We observed more than 5200 CMEs during 23 solar maximum phase and more than 5700 CMEs during 24 solar maximum. Even though 24 solar cycle is a weaker one, more CMEs are found in maximum phase than 23 solar cycle maximum. A large number of CMEs have speeds smaller than 850 km/s but greater than 150 km/s are found in 23 solar maximum phase. The largest fraction of CMEs had a speed of 400 km/s and number of CMEs having linear speed greater than 1000 km/s is very small(5.8%) observed in this period. In 24 solar maximum, many of CMEs have speeds smaller than 700 km/s but greater than 100 km/s are found. The largest fraction of CMEs had a speed of 200 km/s and number of CMEs having linear speed greater than 1000 km/s is very small (2.05%) observed in this duration. From the above analysis inference of the work is that the CMEs with more slow solar wind are found in 24 solar maximum than in 23 solar maximum.

In 23 solar cycle maximum phase, many of CMEs have angular width smaller than 125º but greater than 10º are found in 23 solar maximum phase. The largest fraction of CMEs had an angular width of 35º and number of CMEs having angular width greater than 180º is very small (6%) are observed in this period. 24 solar cycle maximum phase observed many of CMEs have angular width smaller than 150º but greater than 10º are found. The largest fraction of CMEs had a angular width of 15º and number of CMEs having angular width greater than 180º is very small (6%) observed in this duration. CMEs speed changes with time. CMEs derive their energy from the magnetic fields in solar active regions, which contain intense magnetic fields during the solar activity maximum.

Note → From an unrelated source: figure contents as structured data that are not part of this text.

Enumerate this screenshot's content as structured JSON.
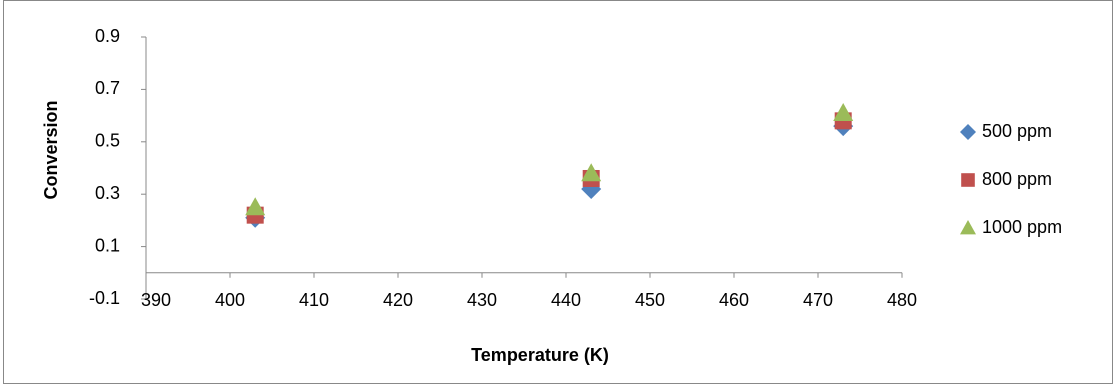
{
  "chart_data": {
    "type": "scatter",
    "xlabel": "Temperature (K)",
    "ylabel": "Conversion",
    "xlim": [
      390,
      480
    ],
    "xticks": [
      390,
      400,
      410,
      420,
      430,
      440,
      450,
      460,
      470,
      480
    ],
    "ylim": [
      -0.1,
      0.9
    ],
    "yticks": [
      -0.1,
      0.1,
      0.3,
      0.5,
      0.7,
      0.9
    ],
    "legend": "right",
    "series": [
      {
        "name": "500 ppm",
        "color": "#4f81bd",
        "marker": "diamond",
        "x": [
          403,
          443,
          473
        ],
        "values": [
          0.21,
          0.32,
          0.56
        ]
      },
      {
        "name": "800 ppm",
        "color": "#c0504d",
        "marker": "square",
        "x": [
          403,
          443,
          473
        ],
        "values": [
          0.22,
          0.36,
          0.58
        ]
      },
      {
        "name": "1000 ppm",
        "color": "#9bbb59",
        "marker": "triangle",
        "x": [
          403,
          443,
          473
        ],
        "values": [
          0.25,
          0.38,
          0.61
        ]
      }
    ]
  }
}
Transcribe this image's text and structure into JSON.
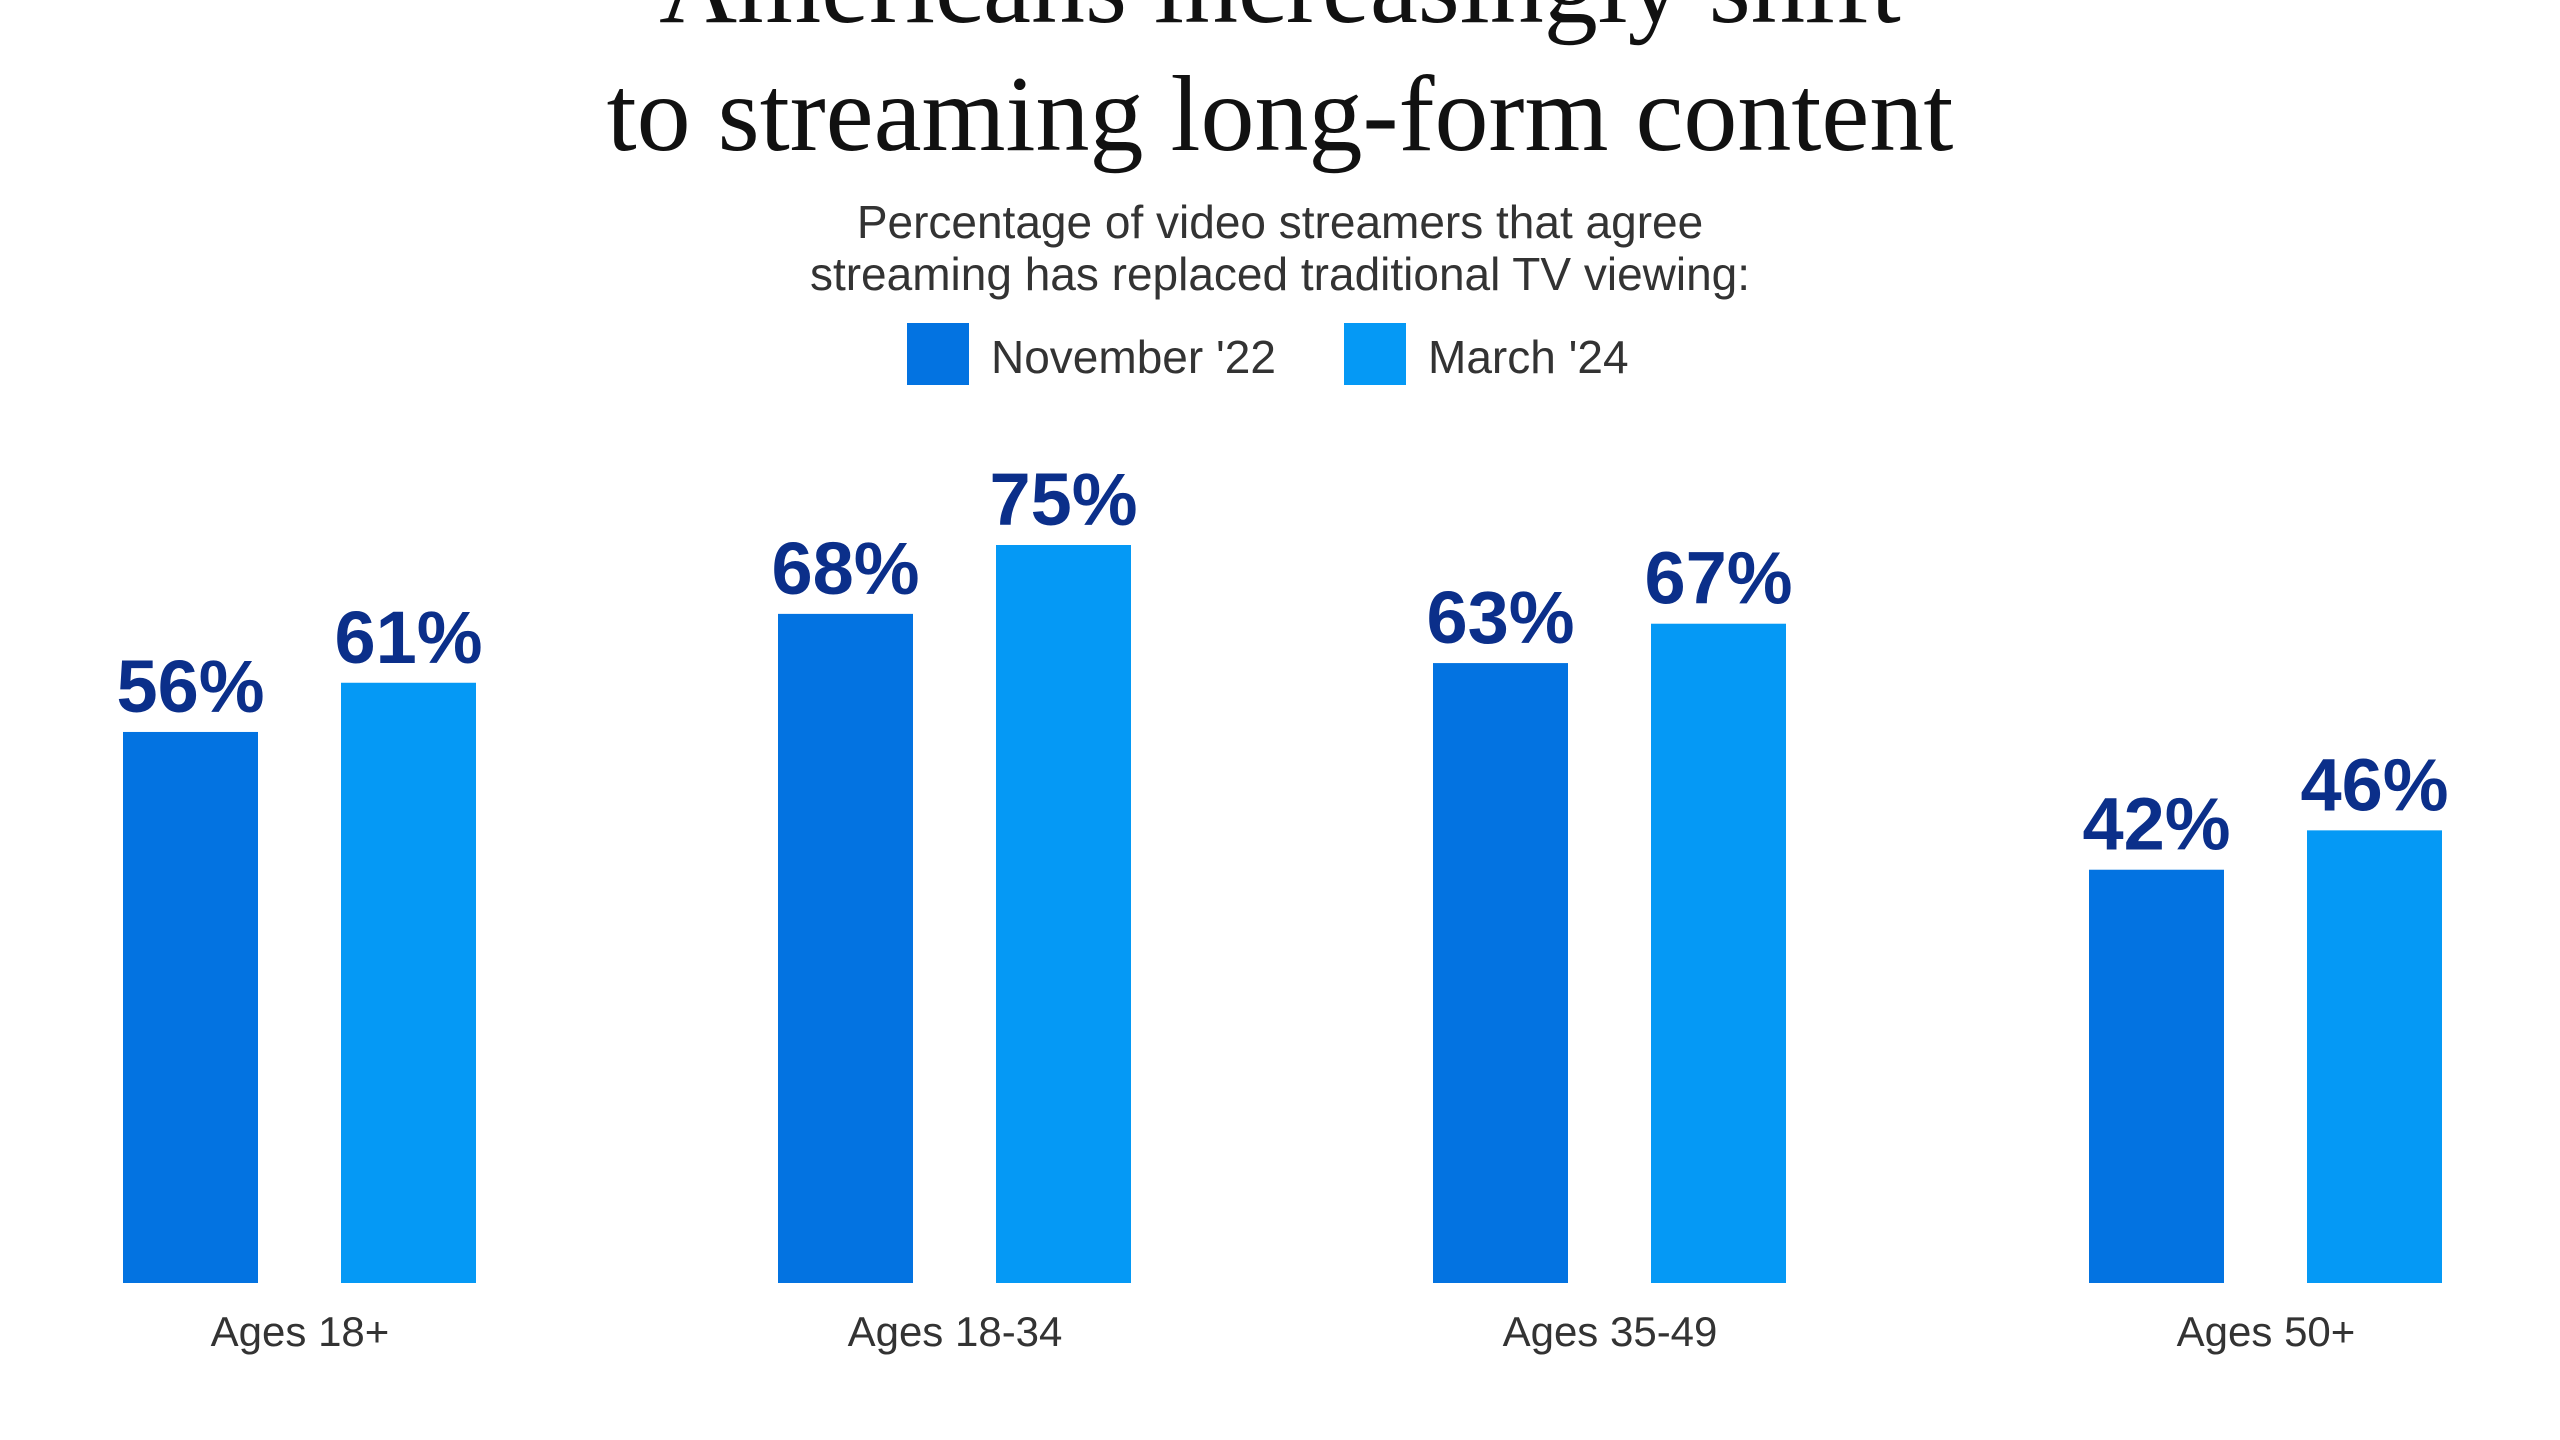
{
  "chart_data": {
    "type": "bar",
    "title": [
      "Americans increasingly shift",
      "to streaming long-form content"
    ],
    "subtitle": [
      "Percentage of video streamers that agree",
      "streaming has replaced traditional TV viewing:"
    ],
    "categories": [
      "Ages 18+",
      "Ages 18-34",
      "Ages 35-49",
      "Ages 50+"
    ],
    "series": [
      {
        "name": "November '22",
        "color": "#0373e1",
        "values": [
          56,
          68,
          63,
          42
        ],
        "value_labels": [
          "56%",
          "68%",
          "63%",
          "42%"
        ]
      },
      {
        "name": "March '24",
        "color": "#0599f5",
        "values": [
          61,
          75,
          67,
          46
        ],
        "value_labels": [
          "61%",
          "75%",
          "67%",
          "46%"
        ]
      }
    ]
  }
}
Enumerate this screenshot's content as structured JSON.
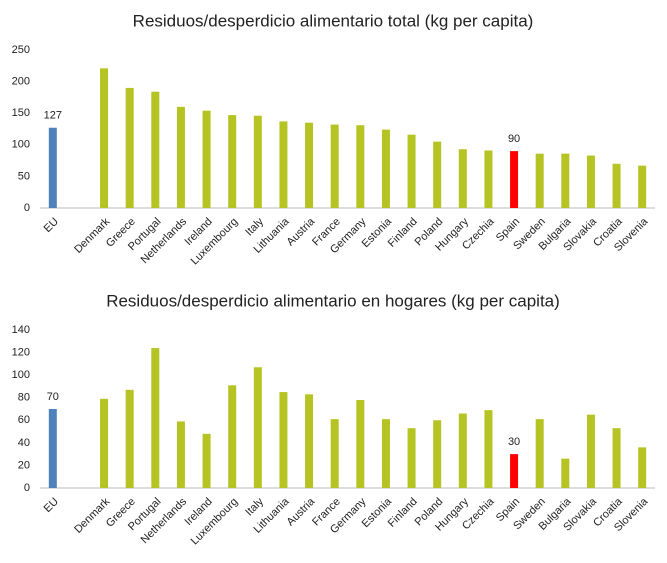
{
  "chart_data": [
    {
      "type": "bar",
      "title": "Residuos/desperdicio alimentario total (kg per capita)",
      "categories": [
        "EU",
        null,
        "Denmark",
        "Greece",
        "Portugal",
        "Netherlands",
        "Ireland",
        "Luxembourg",
        "Italy",
        "Lithuania",
        "Austria",
        "France",
        "Germany",
        "Estonia",
        "Finland",
        "Poland",
        "Hungary",
        "Czechia",
        "Spain",
        "Sweden",
        "Bulgaria",
        "Slovakia",
        "Croatia",
        "Slovenia"
      ],
      "values": [
        127,
        null,
        221,
        190,
        184,
        160,
        154,
        147,
        146,
        137,
        135,
        132,
        131,
        124,
        116,
        105,
        93,
        91,
        90,
        86,
        86,
        83,
        70,
        67
      ],
      "color": "#b5c422",
      "highlight_colors": {
        "0": "#4f81bd",
        "18": "#ff0000"
      },
      "labeled": [
        0,
        18
      ],
      "ylim": [
        0,
        250
      ],
      "yticks": [
        0,
        50,
        100,
        150,
        200,
        250
      ],
      "grid": false
    },
    {
      "type": "bar",
      "title": "Residuos/desperdicio alimentario en hogares (kg per capita)",
      "categories": [
        "EU",
        null,
        "Denmark",
        "Greece",
        "Portugal",
        "Netherlands",
        "Ireland",
        "Luxembourg",
        "Italy",
        "Lithuania",
        "Austria",
        "France",
        "Germany",
        "Estonia",
        "Finland",
        "Poland",
        "Hungary",
        "Czechia",
        "Spain",
        "Sweden",
        "Bulgaria",
        "Slovakia",
        "Croatia",
        "Slovenia"
      ],
      "values": [
        70,
        null,
        79,
        87,
        124,
        59,
        48,
        91,
        107,
        85,
        83,
        61,
        78,
        61,
        53,
        60,
        66,
        69,
        30,
        61,
        26,
        65,
        53,
        36
      ],
      "color": "#b5c422",
      "highlight_colors": {
        "0": "#4f81bd",
        "18": "#ff0000"
      },
      "labeled": [
        0,
        18
      ],
      "ylim": [
        0,
        140
      ],
      "yticks": [
        0,
        20,
        40,
        60,
        80,
        100,
        120,
        140
      ],
      "grid": false
    }
  ]
}
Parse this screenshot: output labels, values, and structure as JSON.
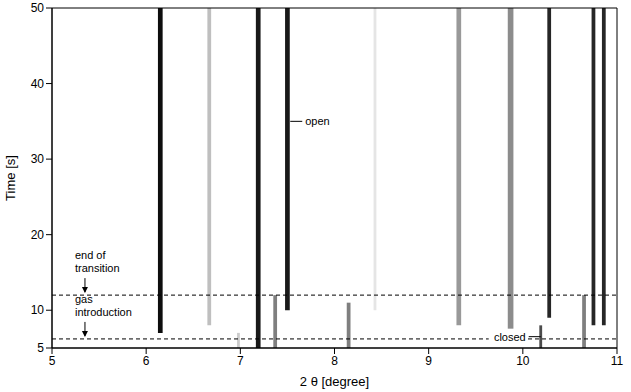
{
  "chart_data": {
    "type": "heatmap",
    "x_label": "2 θ [degree]",
    "y_label": "Time [s]",
    "xlim": [
      5,
      11
    ],
    "xticks": [
      5,
      6,
      7,
      8,
      9,
      10,
      11
    ],
    "ylim": [
      5,
      50
    ],
    "yticks": [
      5,
      10,
      20,
      30,
      40,
      50
    ],
    "grid": false,
    "color": "#000000",
    "peaks": [
      {
        "x": 6.15,
        "width": 0.05,
        "y_start": 7,
        "y_end": 50,
        "intensity": 0.95
      },
      {
        "x": 6.67,
        "width": 0.04,
        "y_start": 8,
        "y_end": 50,
        "intensity": 0.25
      },
      {
        "x": 6.98,
        "width": 0.03,
        "y_start": 5,
        "y_end": 7,
        "intensity": 0.2
      },
      {
        "x": 7.19,
        "width": 0.05,
        "y_start": 5,
        "y_end": 50,
        "intensity": 0.9
      },
      {
        "x": 7.37,
        "width": 0.04,
        "y_start": 5,
        "y_end": 12,
        "intensity": 0.5
      },
      {
        "x": 7.5,
        "width": 0.05,
        "y_start": 10,
        "y_end": 50,
        "intensity": 0.9
      },
      {
        "x": 8.15,
        "width": 0.04,
        "y_start": 5,
        "y_end": 11,
        "intensity": 0.5
      },
      {
        "x": 8.43,
        "width": 0.03,
        "y_start": 10,
        "y_end": 50,
        "intensity": 0.1
      },
      {
        "x": 9.32,
        "width": 0.05,
        "y_start": 8,
        "y_end": 50,
        "intensity": 0.4
      },
      {
        "x": 9.87,
        "width": 0.06,
        "y_start": 7,
        "y_end": 50,
        "intensity": 0.45
      },
      {
        "x": 10.19,
        "width": 0.03,
        "y_start": 5,
        "y_end": 8,
        "intensity": 0.7
      },
      {
        "x": 10.28,
        "width": 0.04,
        "y_start": 9,
        "y_end": 50,
        "intensity": 0.85
      },
      {
        "x": 10.65,
        "width": 0.04,
        "y_start": 5,
        "y_end": 12,
        "intensity": 0.5
      },
      {
        "x": 10.75,
        "width": 0.04,
        "y_start": 8,
        "y_end": 50,
        "intensity": 0.85
      },
      {
        "x": 10.86,
        "width": 0.04,
        "y_start": 8,
        "y_end": 50,
        "intensity": 0.85
      }
    ],
    "lines": [
      {
        "y": 6.2,
        "x": 5.35,
        "label": "gas introduction",
        "line_style": "dashed"
      },
      {
        "y": 12,
        "x": 5.35,
        "label": "end of transition",
        "line_style": "dashed"
      }
    ],
    "annotations": [
      {
        "text": "open",
        "x": 7.53,
        "y": 35
      },
      {
        "text": "closed",
        "x": 10.19,
        "y": 6.5
      }
    ]
  }
}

The physical properties of CMEs such as linear speed and angular width have investigated during recent successive solar cycle maxima. The histogram of CME linear speed and angular width distribution show that there is tendency towards low speed and angular width CMEs. The observational evidences presented in this paper suggest that during solar activity maximum phase, 24 solar cycle has CMEs with more slow solar wind than 23 solar cycle.